Grubumuz herkes gelince toparlanmış oldu. Jackson ve takımdan iki alfa arkadaşı, ben ve iki omega daha... Okulun göz önünde olan öğrencilerinden bir kısmıydık. Tabii ki okulumuz özel bir lise olmasına rağmen kocamandı. Her kademede sözel, sayısal, eşit ağırlık ve dil bölümlerinin hepsi vardı. 1 dil sınıfı, 2 sözel, 2 eşit ağırlık ve 3 sayısal sınıf vardı 3. kademelerde. Ben edebiyat dersinden de anlaşılacağı üzere sözelciydim. Ama derslere kafamın bastığı pek söylenemezdi. Ezberlemek bana göre değildi. Bölümümden de nefret ediyordum aynı zamanda.
"Ay nihayet gelebildiniz. Ağaç oldum burada." dedim omega arkadaşlarımı gördüğümde. Onlar da popüler olmasına rağmen benim kadar "aşko kuşko" giyinmezlerdi. Mesela Jin sıradan bir pantolonla tişört giymişti. Feminen giyinmekten hoşlanmazdı. Omegaların feminen giyinmesi garip karşılanmazdı, istese giyerdi o da ama giymiyordu. Tek bir özelliği vardı, ne giyerse giysin pembe olurdu. Pantolonu açık bir kot rengiyken tişörtü yine pespembeydi mesela. Yüzü o kadar güzeldi ki dolabında sürekli aşk mektubu bulurdu. İsimsiz, kimden geldiği belli olmayan mektuplar...

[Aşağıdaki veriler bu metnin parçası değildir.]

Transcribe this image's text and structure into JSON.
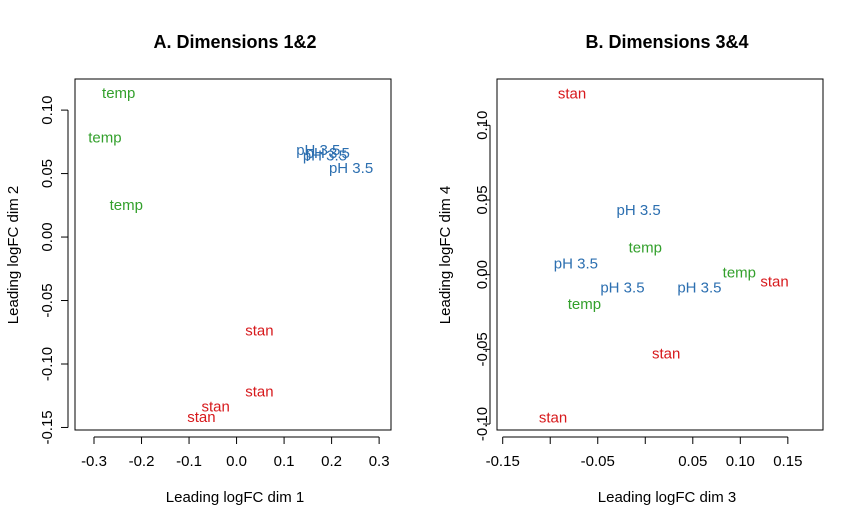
{
  "colors": {
    "stan": "#D7191C",
    "temp": "#33A02C",
    "pH 3.5": "#2C6FB0"
  },
  "chart_data": [
    {
      "type": "scatter",
      "title": "A. Dimensions 1&2",
      "xlabel": "Leading logFC dim 1",
      "ylabel": "Leading logFC dim 2",
      "xlim": [
        -0.34,
        0.325
      ],
      "ylim": [
        -0.152,
        0.1245
      ],
      "xticks": [
        -0.3,
        -0.2,
        -0.1,
        0.0,
        0.1,
        0.2,
        0.3
      ],
      "xtick_labels": [
        "-0.3",
        "-0.2",
        "-0.1",
        "0.0",
        "0.1",
        "0.2",
        "0.3"
      ],
      "yticks": [
        -0.15,
        -0.1,
        -0.05,
        0.0,
        0.05,
        0.1
      ],
      "ytick_labels": [
        "-0.15",
        "-0.10",
        "-0.05",
        "0.00",
        "0.05",
        "0.10"
      ],
      "points": [
        {
          "label": "temp",
          "x": -0.248,
          "y": 0.113
        },
        {
          "label": "temp",
          "x": -0.277,
          "y": 0.078
        },
        {
          "label": "temp",
          "x": -0.232,
          "y": 0.025
        },
        {
          "label": "pH 3.5",
          "x": 0.172,
          "y": 0.068
        },
        {
          "label": "pH 3.5",
          "x": 0.192,
          "y": 0.066
        },
        {
          "label": "pH 3.5",
          "x": 0.186,
          "y": 0.064
        },
        {
          "label": "pH 3.5",
          "x": 0.241,
          "y": 0.054
        },
        {
          "label": "stan",
          "x": 0.048,
          "y": -0.074
        },
        {
          "label": "stan",
          "x": 0.048,
          "y": -0.122
        },
        {
          "label": "stan",
          "x": -0.044,
          "y": -0.134
        },
        {
          "label": "stan",
          "x": -0.074,
          "y": -0.142
        }
      ]
    },
    {
      "type": "scatter",
      "title": "B. Dimensions 3&4",
      "xlabel": "Leading logFC dim 3",
      "ylabel": "Leading logFC dim 4",
      "xlim": [
        -0.156,
        0.187
      ],
      "ylim": [
        -0.104,
        0.131
      ],
      "xticks": [
        -0.15,
        -0.05,
        0.05,
        0.1,
        0.15
      ],
      "xtick_labels": [
        "-0.15",
        "-0.05",
        "0.05",
        "0.10",
        "0.15"
      ],
      "xtick_marks": [
        -0.15,
        -0.1,
        -0.05,
        0.0,
        0.05,
        0.1,
        0.15
      ],
      "yticks": [
        -0.1,
        -0.05,
        0.0,
        0.05,
        0.1
      ],
      "ytick_labels": [
        "-0.10",
        "-0.05",
        "0.00",
        "0.05",
        "0.10"
      ],
      "points": [
        {
          "label": "stan",
          "x": -0.077,
          "y": 0.121
        },
        {
          "label": "pH 3.5",
          "x": -0.007,
          "y": 0.043
        },
        {
          "label": "temp",
          "x": 0.0,
          "y": 0.018
        },
        {
          "label": "pH 3.5",
          "x": -0.073,
          "y": 0.007
        },
        {
          "label": "temp",
          "x": 0.099,
          "y": 0.001
        },
        {
          "label": "stan",
          "x": 0.136,
          "y": -0.005
        },
        {
          "label": "pH 3.5",
          "x": -0.024,
          "y": -0.009
        },
        {
          "label": "pH 3.5",
          "x": 0.057,
          "y": -0.009
        },
        {
          "label": "temp",
          "x": -0.064,
          "y": -0.02
        },
        {
          "label": "stan",
          "x": 0.022,
          "y": -0.053
        },
        {
          "label": "stan",
          "x": -0.097,
          "y": -0.096
        }
      ]
    }
  ]
}
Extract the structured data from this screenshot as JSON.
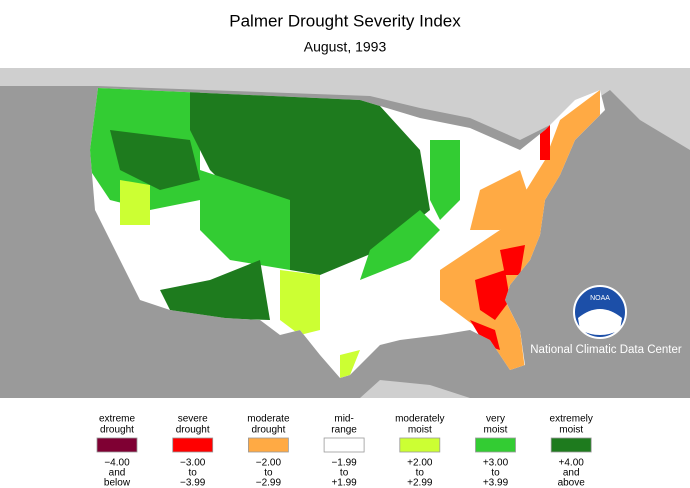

"Hoca bir türlü bırakmadı ya ne yapalım? Bütün ders türevlerle uğraştık. Beynim yandı. Sakın dırdıra başlama." diye peşin peşin uyardı Jin.
Diğer omega arkadaşımsa bir kızdı. Bana sadece gözlerinde gizli bir nefretle, yapmacık bir gülümsemeyle baktı. Birbirimizi pek sevmezdik. Ama aynı yolun yolcusu olduğumuz için takılmaya da devam ederdik. Genelde birbirimize gizli laflar sokardık. Beni ilk günden beri sevmediğini hissedebiliyordum. Sebebi hakkında hiçbir fikrim yoktu. Ona ne yapmış olabileceğime dair pek düşünmezdim. Benden nefret eden edebilirdi, beni seven sevebilirdi. Onun duygusu ona, benim duygum banaydı.
Hae Rin -anlaşamadığım omega kız- Jackson, Taehyung ve Jungkook yanımıza sonunda geldiğinde yüzünde büyük bir sırıtmayla Jackson'a sokuldu. Herkese karşı mesafeliydi ancak Jackson'a karşı biraz yılışıktı. Çocukluk arkadaşı olmalarına yoruyordum. Ana sınıfından beri ayrılmamışlardı. Araları çok iyiydi. Kardeş gibilerdi. Ben kıskanılmaktan da kıskanmaktan da hoşlanmadığım için sorun etmemiştim bugüne kadar. Hem zaten Jackson ile sevgili değildik. Sadece flörtleşirdik. O da biraz göz önündeyken olurdu. Tenhada denk gelsek birbirimize gülümseyip geçerdik eminim ki.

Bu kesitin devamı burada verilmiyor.